Fig. 5: Performance of the generalized world model across various environments.
From: Model-based reinforcement learning for ultrasound-driven autonomous microrobots

a, Reward progression over number of training steps across ten distinct environments, including empty, four squares, racetrack, vascular and several maze configurations. Each coloured line represents the centred EWMA (α = 0.002) of the reward for each environment, with shaded regions indicating ±0.5 of the rolling standard deviation (window size of 1,000 steps). Convergence was faster in simpler environments, whereas more complex ones required extra training steps. After 4.5 million steps, marked by a vertical dashed red line, the model transitioned from pretraining across the ten simulation environments to adaptation within a new multi-output tributary channel.
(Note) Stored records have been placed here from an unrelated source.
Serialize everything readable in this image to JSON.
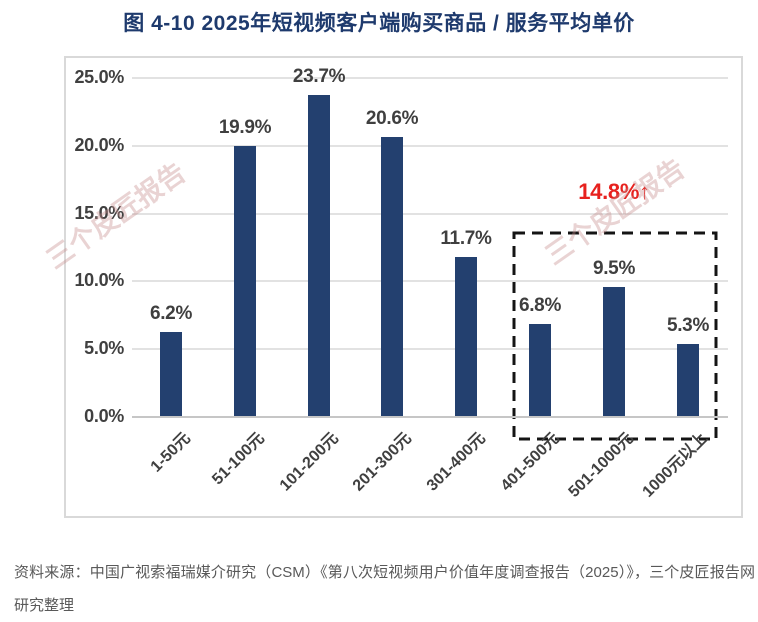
{
  "chart_data": {
    "type": "bar",
    "title": "图 4-10 2025年短视频客户端购买商品 / 服务平均单价",
    "categories": [
      "1-50元",
      "51-100元",
      "101-200元",
      "201-300元",
      "301-400元",
      "401-500元",
      "501-1000元",
      "1000元以上"
    ],
    "values": [
      6.2,
      19.9,
      23.7,
      20.6,
      11.7,
      6.8,
      9.5,
      5.3
    ],
    "data_labels": [
      "6.2%",
      "19.9%",
      "23.7%",
      "20.6%",
      "11.7%",
      "6.8%",
      "9.5%",
      "5.3%"
    ],
    "xlabel": "",
    "ylabel": "",
    "ylim": [
      0,
      25
    ],
    "yticks": [
      0,
      5,
      10,
      15,
      20,
      25
    ],
    "ytick_labels": [
      "0.0%",
      "5.0%",
      "10.0%",
      "15.0%",
      "20.0%",
      "25.0%"
    ],
    "grid": true,
    "legend": false,
    "bar_color": "#23406f",
    "annotation": {
      "text": "14.8%↑",
      "color": "#e7211e",
      "highlighted_categories": [
        "401-500元",
        "501-1000元",
        "1000元以上"
      ],
      "highlight_from_index": 5,
      "highlight_to_index": 7,
      "highlight_style": "black-dashed-box"
    }
  },
  "watermark": {
    "text": "三个皮匠报告"
  },
  "source_note": "资料来源：中国广视索福瑞媒介研究（CSM）《第八次短视频用户价值年度调查报告（2025）》，三个皮匠报告网研究整理",
  "colors": {
    "bar": "#23406f",
    "title_text": "#1e3a6d",
    "annotation_red": "#e7211e",
    "axis_text": "#404040",
    "value_label_text": "#3f3f3f",
    "gridline": "#e2e2e2",
    "axis_line": "#c6c6c6",
    "panel_border": "#d9d9d9",
    "source_text": "#595959",
    "watermark": "rgba(196,140,140,0.38)"
  }
}
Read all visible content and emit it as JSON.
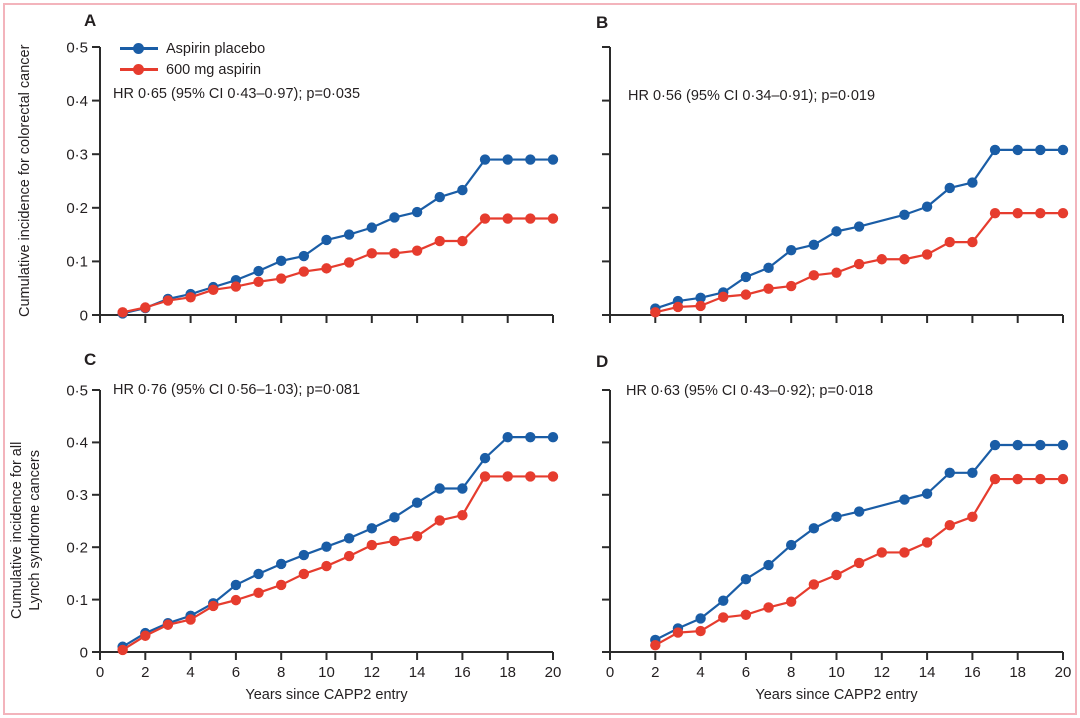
{
  "figure": {
    "border_color": "#f3b4bc",
    "background": "#ffffff",
    "axis_color": "#2b2b2b",
    "text_color": "#231f20"
  },
  "legend": {
    "items": [
      {
        "label": "Aspirin placebo",
        "color": "#1a5da6"
      },
      {
        "label": "600 mg aspirin",
        "color": "#e63c2e"
      }
    ]
  },
  "chart_data": {
    "type": "line",
    "x_axis": {
      "label": "Years since CAPP2 entry",
      "range": [
        0,
        20
      ],
      "ticks": [
        0,
        2,
        4,
        6,
        8,
        10,
        12,
        14,
        16,
        18,
        20
      ],
      "tick_labels": [
        "0",
        "2",
        "4",
        "6",
        "8",
        "10",
        "12",
        "14",
        "16",
        "18",
        "20"
      ]
    },
    "y_axis": {
      "range": [
        0,
        0.5
      ],
      "ticks": [
        0,
        0.1,
        0.2,
        0.3,
        0.4,
        0.5
      ],
      "tick_labels": [
        "0",
        "0·1",
        "0·2",
        "0·3",
        "0·4",
        "0·5"
      ]
    },
    "legend_position": "top-left-panel-A",
    "grid": false,
    "panels": [
      {
        "label": "A",
        "hr_text": "HR 0·65 (95% CI 0·43–0·97); p=0·035",
        "ylabel_lines": [
          "Cumulative incidence for colorectal cancer"
        ],
        "show_y_tick_labels": true,
        "show_x_tick_labels": false,
        "series": [
          {
            "name": "Aspirin placebo",
            "color": "#1a5da6",
            "x": [
              1,
              2,
              3,
              4,
              5,
              6,
              7,
              8,
              9,
              10,
              11,
              12,
              13,
              14,
              15,
              16,
              17,
              18,
              19,
              20
            ],
            "y": [
              0.003,
              0.013,
              0.03,
              0.039,
              0.052,
              0.065,
              0.082,
              0.101,
              0.11,
              0.14,
              0.15,
              0.163,
              0.182,
              0.192,
              0.22,
              0.233,
              0.29,
              0.29,
              0.29,
              0.29
            ]
          },
          {
            "name": "600 mg aspirin",
            "color": "#e63c2e",
            "x": [
              1,
              2,
              3,
              4,
              5,
              6,
              7,
              8,
              9,
              10,
              11,
              12,
              13,
              14,
              15,
              16,
              17,
              18,
              19,
              20
            ],
            "y": [
              0.005,
              0.014,
              0.027,
              0.033,
              0.047,
              0.053,
              0.062,
              0.068,
              0.081,
              0.087,
              0.098,
              0.115,
              0.115,
              0.12,
              0.138,
              0.138,
              0.18,
              0.18,
              0.18,
              0.18
            ]
          }
        ]
      },
      {
        "label": "B",
        "hr_text": "HR 0·56 (95% CI 0·34–0·91); p=0·019",
        "ylabel_lines": [],
        "show_y_tick_labels": false,
        "show_x_tick_labels": false,
        "series": [
          {
            "name": "Aspirin placebo",
            "color": "#1a5da6",
            "x": [
              2,
              3,
              4,
              5,
              6,
              7,
              8,
              9,
              10,
              11,
              13,
              14,
              15,
              16,
              17,
              18,
              19,
              20
            ],
            "y": [
              0.012,
              0.026,
              0.032,
              0.042,
              0.071,
              0.088,
              0.121,
              0.131,
              0.156,
              0.165,
              0.187,
              0.202,
              0.237,
              0.247,
              0.308,
              0.308,
              0.308,
              0.308
            ]
          },
          {
            "name": "600 mg aspirin",
            "color": "#e63c2e",
            "x": [
              2,
              3,
              4,
              5,
              6,
              7,
              8,
              9,
              10,
              11,
              12,
              13,
              14,
              15,
              16,
              17,
              18,
              19,
              20
            ],
            "y": [
              0.005,
              0.015,
              0.017,
              0.034,
              0.038,
              0.049,
              0.054,
              0.074,
              0.079,
              0.095,
              0.104,
              0.104,
              0.113,
              0.136,
              0.136,
              0.19,
              0.19,
              0.19,
              0.19
            ]
          }
        ]
      },
      {
        "label": "C",
        "hr_text": "HR 0·76 (95% CI 0·56–1·03); p=0·081",
        "ylabel_lines": [
          "Cumulative incidence for all",
          "Lynch syndrome cancers"
        ],
        "show_y_tick_labels": true,
        "show_x_tick_labels": true,
        "series": [
          {
            "name": "Aspirin placebo",
            "color": "#1a5da6",
            "x": [
              1,
              2,
              3,
              4,
              5,
              6,
              7,
              8,
              9,
              10,
              11,
              12,
              13,
              14,
              15,
              16,
              17,
              18,
              19,
              20
            ],
            "y": [
              0.01,
              0.036,
              0.055,
              0.069,
              0.093,
              0.128,
              0.149,
              0.168,
              0.185,
              0.201,
              0.217,
              0.236,
              0.257,
              0.285,
              0.312,
              0.312,
              0.37,
              0.41,
              0.41,
              0.41
            ]
          },
          {
            "name": "600 mg aspirin",
            "color": "#e63c2e",
            "x": [
              1,
              2,
              3,
              4,
              5,
              6,
              7,
              8,
              9,
              10,
              11,
              12,
              13,
              14,
              15,
              16,
              17,
              18,
              19,
              20
            ],
            "y": [
              0.004,
              0.031,
              0.052,
              0.062,
              0.088,
              0.099,
              0.113,
              0.128,
              0.149,
              0.164,
              0.183,
              0.204,
              0.212,
              0.221,
              0.251,
              0.261,
              0.335,
              0.335,
              0.335,
              0.335
            ]
          }
        ]
      },
      {
        "label": "D",
        "hr_text": "HR 0·63 (95% CI 0·43–0·92); p=0·018",
        "ylabel_lines": [],
        "show_y_tick_labels": false,
        "show_x_tick_labels": true,
        "series": [
          {
            "name": "Aspirin placebo",
            "color": "#1a5da6",
            "x": [
              2,
              3,
              4,
              5,
              6,
              7,
              8,
              9,
              10,
              11,
              13,
              14,
              15,
              16,
              17,
              18,
              19,
              20
            ],
            "y": [
              0.023,
              0.045,
              0.064,
              0.098,
              0.139,
              0.166,
              0.204,
              0.236,
              0.258,
              0.268,
              0.291,
              0.302,
              0.342,
              0.342,
              0.395,
              0.395,
              0.395,
              0.395
            ]
          },
          {
            "name": "600 mg aspirin",
            "color": "#e63c2e",
            "x": [
              2,
              3,
              4,
              5,
              6,
              7,
              8,
              9,
              10,
              11,
              12,
              13,
              14,
              15,
              16,
              17,
              18,
              19,
              20
            ],
            "y": [
              0.013,
              0.037,
              0.04,
              0.066,
              0.071,
              0.085,
              0.096,
              0.129,
              0.147,
              0.17,
              0.19,
              0.19,
              0.209,
              0.242,
              0.258,
              0.33,
              0.33,
              0.33,
              0.33
            ]
          }
        ]
      }
    ]
  }
}
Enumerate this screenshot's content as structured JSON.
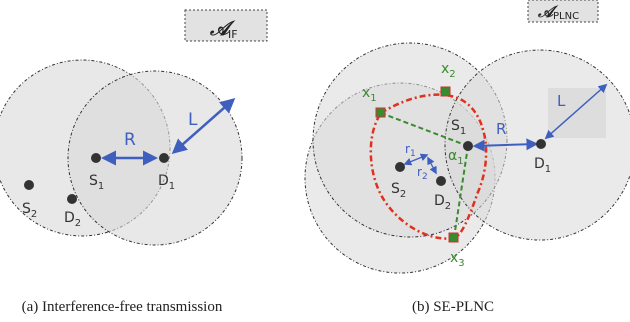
{
  "panel_a": {
    "badge": "𝒜",
    "badge_sub": "IF",
    "R": "R",
    "L": "L",
    "S1": "S",
    "S1_sub": "1",
    "D1": "D",
    "D1_sub": "1",
    "S2": "S",
    "S2_sub": "2",
    "D2": "D",
    "D2_sub": "2",
    "caption": "(a) Interference-free transmission"
  },
  "panel_b": {
    "badge": "𝒜",
    "badge_sub": "PLNC",
    "x1": "x",
    "x1_sub": "1",
    "x2": "x",
    "x2_sub": "2",
    "x3": "x",
    "x3_sub": "3",
    "S1": "S",
    "S1_sub": "1",
    "D1": "D",
    "D1_sub": "1",
    "S2": "S",
    "S2_sub": "2",
    "D2": "D",
    "D2_sub": "2",
    "R": "R",
    "L": "L",
    "r1": "r",
    "r1_sub": "1",
    "r2": "r",
    "r2_sub": "2",
    "alpha": "α",
    "alpha_sub": "1",
    "caption": "(b) SE-PLNC"
  },
  "colors": {
    "circle_fill": "#d9d9d9",
    "circle_stroke": "#333333",
    "arrow_blue": "#3f5fbf",
    "green": "#3a8a2e",
    "red": "#e0301e",
    "node": "#333333"
  }
}
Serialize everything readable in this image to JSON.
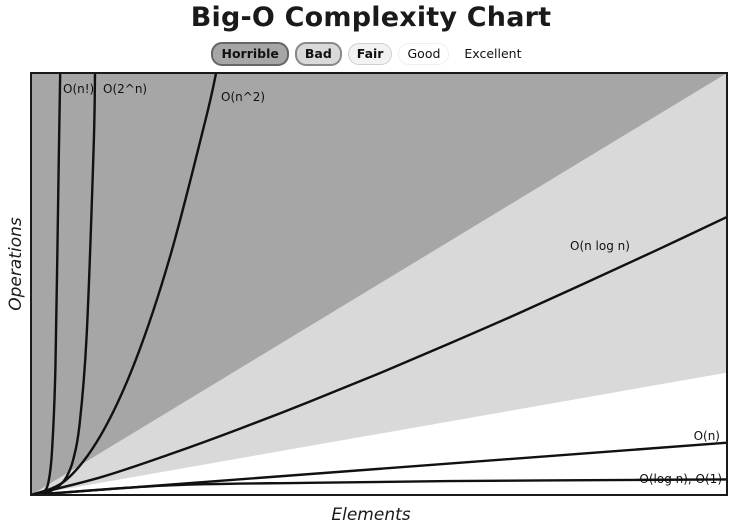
{
  "chart_data": {
    "type": "line",
    "title": "Big-O Complexity Chart",
    "xlabel": "Elements",
    "ylabel": "Operations",
    "legend": {
      "placement": "top-center",
      "entries": [
        {
          "label": "Horrible",
          "color": "#a6a6a6"
        },
        {
          "label": "Bad",
          "color": "#d9d9d9"
        },
        {
          "label": "Fair",
          "color": "#f2f2f2"
        },
        {
          "label": "Good",
          "color": "#ffffff"
        },
        {
          "label": "Excellent",
          "color": "#ffffff"
        }
      ]
    },
    "series": [
      {
        "name": "O(n!)",
        "x": [
          0,
          0.5,
          1.0,
          1.5,
          2.0,
          2.5,
          3.0,
          3.5,
          4.0,
          4.2
        ],
        "y": [
          0,
          0.5,
          1.5,
          4,
          10,
          30,
          100,
          300,
          800,
          1000
        ]
      },
      {
        "name": "O(2^n)",
        "x": [
          0,
          1,
          2,
          3,
          4,
          5,
          6,
          7,
          8,
          9,
          9.2
        ],
        "y": [
          0,
          2,
          5,
          11,
          21,
          40,
          80,
          170,
          380,
          820,
          1000
        ]
      },
      {
        "name": "O(n^2)",
        "x": [
          0,
          5,
          10,
          15,
          20,
          25,
          26.6
        ],
        "y": [
          0,
          35,
          141,
          318,
          566,
          884,
          1000
        ]
      },
      {
        "name": "O(n log n)",
        "x": [
          0,
          10,
          20,
          30,
          40,
          50,
          60,
          70,
          80,
          90,
          100
        ],
        "y": [
          0,
          42,
          97,
          157,
          221,
          288,
          358,
          430,
          505,
          581,
          659
        ]
      },
      {
        "name": "O(n)",
        "x": [
          0,
          100
        ],
        "y": [
          0,
          124
        ]
      },
      {
        "name": "O(log n), O(1)",
        "x": [
          0,
          20,
          40,
          60,
          80,
          100
        ],
        "y": [
          0,
          23,
          29,
          33,
          35,
          37
        ]
      }
    ],
    "regions": [
      {
        "name": "Horrible",
        "color": "#a6a6a6"
      },
      {
        "name": "Bad",
        "color": "#d9d9d9",
        "upper_slope": 10
      },
      {
        "name": "Fair",
        "color": "#ffffff",
        "upper_slope": 2.9
      }
    ],
    "xlim": [
      0,
      100
    ],
    "ylim": [
      0,
      1000
    ],
    "grid": false
  }
}
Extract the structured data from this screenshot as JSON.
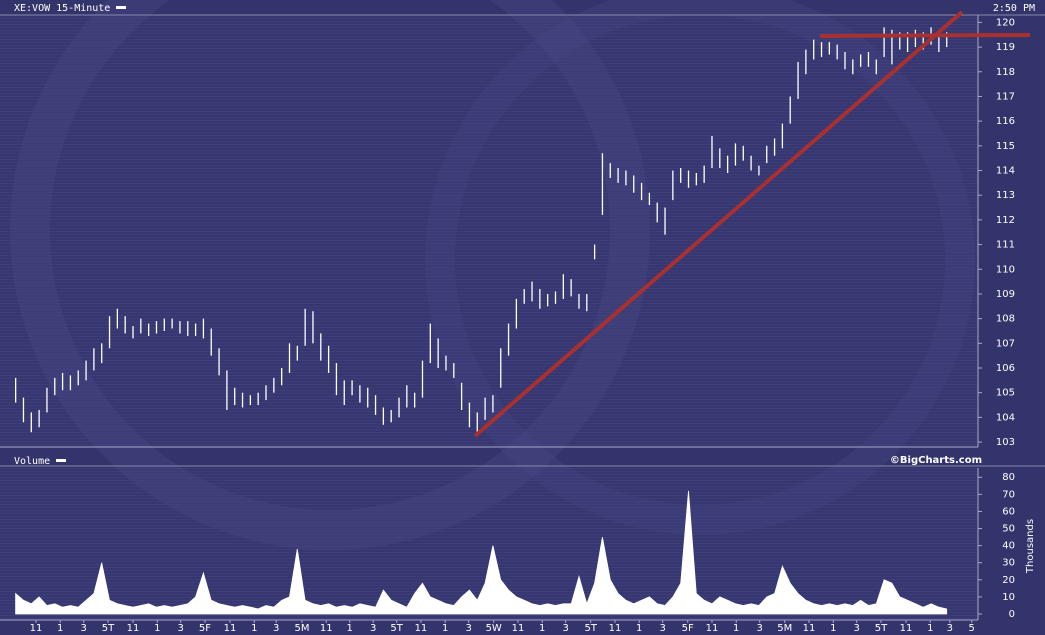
{
  "chart_data": [
    {
      "type": "hilo",
      "title": "XE:VOW 15-Minute",
      "timestamp": "2:50 PM",
      "source": "©BigCharts.com",
      "color": "#ffffff",
      "xlim": [
        -2,
        123
      ],
      "ylim": [
        102.8,
        120.3
      ],
      "yticks": [
        103,
        104,
        105,
        106,
        107,
        108,
        109,
        110,
        111,
        112,
        113,
        114,
        115,
        116,
        117,
        118,
        119,
        120
      ],
      "high": [
        105.6,
        104.8,
        104.2,
        104.3,
        105.2,
        105.6,
        105.8,
        105.7,
        105.9,
        106.3,
        106.8,
        107.0,
        108.1,
        108.4,
        108.1,
        107.7,
        108.0,
        107.8,
        107.9,
        108.0,
        108.0,
        107.9,
        107.9,
        107.8,
        108.0,
        107.6,
        106.8,
        105.9,
        105.2,
        105.0,
        104.9,
        105.0,
        105.3,
        105.6,
        106.0,
        107.0,
        106.9,
        108.4,
        108.3,
        107.4,
        106.9,
        106.2,
        105.5,
        105.5,
        105.3,
        105.2,
        104.9,
        104.4,
        104.3,
        104.8,
        105.3,
        105.0,
        106.3,
        107.8,
        107.2,
        106.5,
        106.2,
        105.4,
        104.6,
        104.2,
        104.8,
        104.9,
        106.8,
        107.8,
        108.8,
        109.2,
        109.5,
        109.2,
        109.0,
        109.1,
        109.8,
        109.6,
        109.0,
        109.0,
        111.0,
        114.7,
        114.3,
        114.1,
        114.0,
        113.8,
        113.5,
        113.1,
        112.7,
        112.5,
        114.0,
        114.1,
        114.0,
        113.9,
        114.2,
        115.4,
        114.9,
        114.6,
        115.1,
        115.0,
        114.6,
        114.2,
        115.0,
        115.3,
        115.9,
        117.0,
        118.4,
        118.9,
        119.3,
        119.2,
        119.2,
        119.1,
        118.8,
        118.5,
        118.7,
        118.8,
        118.5,
        119.8,
        119.7,
        119.6,
        119.6,
        119.7,
        119.6,
        119.8,
        119.7,
        119.6
      ],
      "low": [
        104.6,
        103.8,
        103.4,
        103.6,
        104.2,
        104.9,
        105.1,
        105.1,
        105.3,
        105.5,
        105.9,
        106.2,
        106.8,
        107.6,
        107.4,
        107.2,
        107.4,
        107.3,
        107.4,
        107.5,
        107.6,
        107.4,
        107.3,
        107.3,
        107.2,
        106.5,
        105.7,
        104.3,
        104.5,
        104.4,
        104.5,
        104.5,
        104.7,
        105.0,
        105.3,
        105.8,
        106.3,
        106.9,
        107.0,
        106.3,
        105.8,
        104.9,
        104.5,
        104.9,
        104.6,
        104.4,
        104.1,
        103.7,
        103.8,
        104.0,
        104.4,
        104.4,
        104.8,
        106.2,
        106.0,
        105.9,
        105.6,
        104.3,
        103.6,
        103.3,
        103.9,
        104.2,
        105.2,
        106.5,
        107.6,
        108.6,
        108.7,
        108.4,
        108.5,
        108.6,
        108.8,
        108.9,
        108.4,
        108.3,
        110.4,
        112.2,
        113.7,
        113.5,
        113.4,
        113.1,
        112.8,
        112.6,
        111.9,
        111.4,
        112.8,
        113.5,
        113.3,
        113.4,
        113.5,
        114.1,
        114.1,
        113.9,
        114.2,
        114.4,
        114.0,
        113.8,
        114.3,
        114.6,
        114.9,
        115.9,
        116.9,
        117.9,
        118.5,
        118.6,
        118.7,
        118.5,
        118.1,
        117.9,
        118.2,
        118.2,
        117.9,
        118.6,
        118.3,
        118.9,
        118.8,
        119.0,
        118.9,
        119.1,
        118.8,
        119.0
      ]
    },
    {
      "type": "area",
      "title": "Volume",
      "y_label": "Thousands",
      "color": "#ffffff",
      "xlim": [
        -2,
        123
      ],
      "ylim": [
        -3.5,
        85.4
      ],
      "yticks": [
        0,
        10,
        20,
        30,
        40,
        50,
        60,
        70,
        80
      ],
      "xticks": [
        {
          "value": 2.6,
          "label": "11"
        },
        {
          "value": 5.7,
          "label": "1"
        },
        {
          "value": 8.7,
          "label": "3"
        },
        {
          "value": 11.8,
          "label": "5T"
        },
        {
          "value": 15,
          "label": "11"
        },
        {
          "value": 18.1,
          "label": "1"
        },
        {
          "value": 21.1,
          "label": "3"
        },
        {
          "value": 24.2,
          "label": "5F"
        },
        {
          "value": 27.4,
          "label": "11"
        },
        {
          "value": 30.5,
          "label": "1"
        },
        {
          "value": 33.3,
          "label": "3"
        },
        {
          "value": 36.6,
          "label": "5M"
        },
        {
          "value": 39.7,
          "label": "11"
        },
        {
          "value": 42.7,
          "label": "1"
        },
        {
          "value": 45.7,
          "label": "3"
        },
        {
          "value": 48.7,
          "label": "5T"
        },
        {
          "value": 51.8,
          "label": "11"
        },
        {
          "value": 54.9,
          "label": "1"
        },
        {
          "value": 57.9,
          "label": "3"
        },
        {
          "value": 61.1,
          "label": "5W"
        },
        {
          "value": 64.2,
          "label": "11"
        },
        {
          "value": 67.3,
          "label": "1"
        },
        {
          "value": 70.3,
          "label": "3"
        },
        {
          "value": 73.5,
          "label": "5T"
        },
        {
          "value": 76.6,
          "label": "11"
        },
        {
          "value": 79.7,
          "label": "1"
        },
        {
          "value": 82.7,
          "label": "3"
        },
        {
          "value": 85.9,
          "label": "5F"
        },
        {
          "value": 89,
          "label": "11"
        },
        {
          "value": 92.1,
          "label": "1"
        },
        {
          "value": 95.1,
          "label": "3"
        },
        {
          "value": 98.3,
          "label": "5M"
        },
        {
          "value": 101.4,
          "label": "11"
        },
        {
          "value": 104.5,
          "label": "1"
        },
        {
          "value": 107.5,
          "label": "3"
        },
        {
          "value": 110.6,
          "label": "5T"
        },
        {
          "value": 113.8,
          "label": "11"
        },
        {
          "value": 116.9,
          "label": "1"
        },
        {
          "value": 119.4,
          "label": "3"
        },
        {
          "value": 122.2,
          "label": "5"
        }
      ],
      "values": [
        12,
        8,
        6,
        10,
        5,
        6,
        4,
        5,
        4,
        8,
        12,
        30,
        8,
        6,
        5,
        4,
        5,
        6,
        4,
        5,
        4,
        5,
        6,
        10,
        24,
        8,
        6,
        5,
        4,
        5,
        4,
        3,
        5,
        4,
        8,
        10,
        38,
        8,
        6,
        5,
        6,
        4,
        5,
        4,
        6,
        5,
        4,
        14,
        8,
        6,
        4,
        12,
        18,
        10,
        8,
        6,
        5,
        10,
        14,
        8,
        18,
        40,
        20,
        14,
        10,
        8,
        6,
        5,
        6,
        5,
        6,
        6,
        22,
        6,
        18,
        45,
        20,
        12,
        8,
        6,
        8,
        10,
        6,
        5,
        10,
        18,
        72,
        12,
        8,
        6,
        10,
        8,
        6,
        5,
        6,
        5,
        10,
        12,
        28,
        18,
        12,
        8,
        6,
        5,
        6,
        5,
        6,
        5,
        8,
        5,
        6,
        20,
        18,
        10,
        8,
        6,
        4,
        6,
        4,
        3
      ]
    }
  ]
}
The black curve denotes the average pretraining performance across all environments. Following the transition, the model adapted rapidly, achieving stable performance within ~50,000 steps (approximately 30 min) in the new environment. b, Success rate of targets reached across different environments plotted against number of training steps. The box plots illustrate the variability and distribution of the performance of the MBRL algorithm in successfully reaching targets. Although simpler environments facilitated quicker convergence, our MBRL model consistently attained convergence across all scenarios. Steps are grouped into logarithmic bins from 0 to 4 million steps, and each box summarizes target-reaching rates across a training run within each bin. Boxes indicate the IQR, the horizontal line marks the median, whiskers extend to 1.5 × IQR and outliers are omitted for clarity.